Time was when hospitals and other health facilities always toed the straight and narrow. There were certain ways to cure diseases, fix psyches and generally administer patient care. The health care business was among the most stodgy and uptight you could find anywhere.

But Elayne Howard, WG’76, feels there is getting to be room for change, and she hopes she can help those health service providers to move in that direction. As owner of Elayne Howard and Associates, Inc., a suburban Philadelphia health care marketing firm, Howard says she is excited about encouraging health systems to make more use of CAM, the acronym for complementary and alternative medicine.

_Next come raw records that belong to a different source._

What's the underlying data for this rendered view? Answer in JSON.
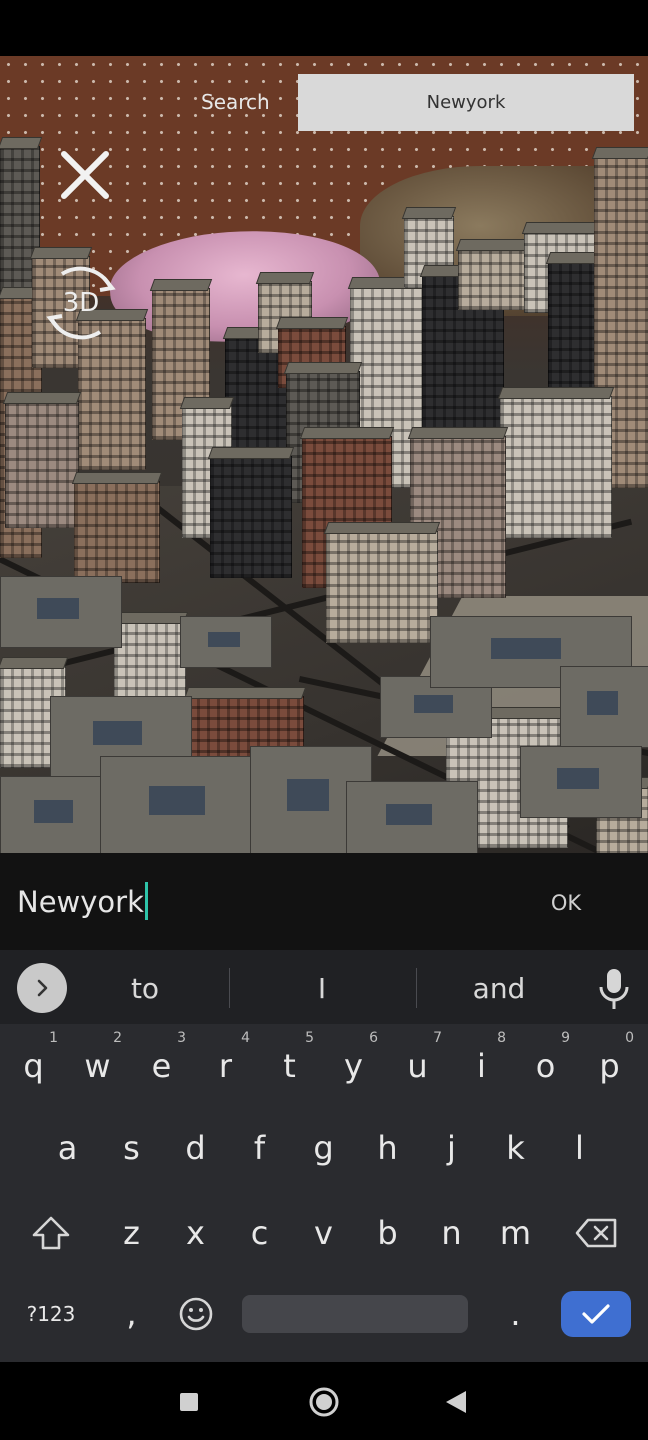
{
  "search": {
    "label": "Search",
    "value": "Newyork"
  },
  "overlay": {
    "close_icon": "close-icon",
    "mode_label": "3D"
  },
  "input": {
    "value": "Newyork",
    "ok_label": "OK"
  },
  "keyboard": {
    "suggestions": [
      "to",
      "I",
      "and"
    ],
    "rows": [
      [
        {
          "char": "q",
          "hint": "1"
        },
        {
          "char": "w",
          "hint": "2"
        },
        {
          "char": "e",
          "hint": "3"
        },
        {
          "char": "r",
          "hint": "4"
        },
        {
          "char": "t",
          "hint": "5"
        },
        {
          "char": "y",
          "hint": "6"
        },
        {
          "char": "u",
          "hint": "7"
        },
        {
          "char": "i",
          "hint": "8"
        },
        {
          "char": "o",
          "hint": "9"
        },
        {
          "char": "p",
          "hint": "0"
        }
      ],
      [
        {
          "char": "a"
        },
        {
          "char": "s"
        },
        {
          "char": "d"
        },
        {
          "char": "f"
        },
        {
          "char": "g"
        },
        {
          "char": "h"
        },
        {
          "char": "j"
        },
        {
          "char": "k"
        },
        {
          "char": "l"
        }
      ],
      [
        {
          "char": "z"
        },
        {
          "char": "x"
        },
        {
          "char": "c"
        },
        {
          "char": "v"
        },
        {
          "char": "b"
        },
        {
          "char": "n"
        },
        {
          "char": "m"
        }
      ]
    ],
    "symbols_label": "?123",
    "comma": ",",
    "period": ".",
    "icons": {
      "expand": "chevron-right-icon",
      "mic": "mic-icon",
      "shift": "shift-icon",
      "backspace": "backspace-icon",
      "emoji": "emoji-icon",
      "enter": "check-icon"
    },
    "accent_color": "#3f6fd1"
  },
  "nav": {
    "icons": [
      "recents-icon",
      "home-icon",
      "back-icon"
    ]
  }
}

“It goes by other names, too, like integrative medicine,” she says. “But whatever it is called, it used to be shunned. Yet now, we’re finding that a lot of hospitals feel it is not that foreign an idea.” CAM is just one of a long list of medical ideas Howard has helped health care institutions and pharmaceutical companies market since she got her MBA from Wharton in 1976 in health care management. She first worked at St. Christopher’s Hospital (now a part of Tenet Health Systems) in Philadelphia and then in 1980 went to Shared Medical Systems. In 1988, she decided to start her own company.

“I really had an entrepreneurial itch,” says Howard. “I put together the things I found most stimulating and rewarding – working with clients and doing strategic marketing. To be able to do that in the health care field, where we can help so many people, has been intrinsically rewarding.”

More often than not, Howard says, she does not do public relations, but works with clients to develop strategies to market products or services and to understand what their own clients or patients really need.

“It is a tense and stressful time for the health care industry and that would apply to companies as well as providers,” she says. “There are a lot of pressures on cost. And at the same time, consumers are becoming more sophisticated, because of technology and information, and have higher expectations of services that seem to be the latest and greatest.”

And one of those things patients appear to clamoring for is more access to alternative therapies and health care practices. “Using meditation in support groups, using acupuncture for pain, using alternative therapies for cancer patients – there are tremendous benefits there,” says Howard. Furthermore, health care institutions are finally realizing that not only do these therapies attract patients who want them, they are often cost-effective as well in helping patients be psychologically and physically ready for more traditional care. “It’s an up-and-coming area and something we think providers should be involved in. The only thing is convincing them that an alternative therapy doesn’t mean witch doctors. I’m happy to convince them that it does not, that nutritional therapy and yoga and relaxation methods and massage are all good, even necessary, things for the health care industry today,” she says.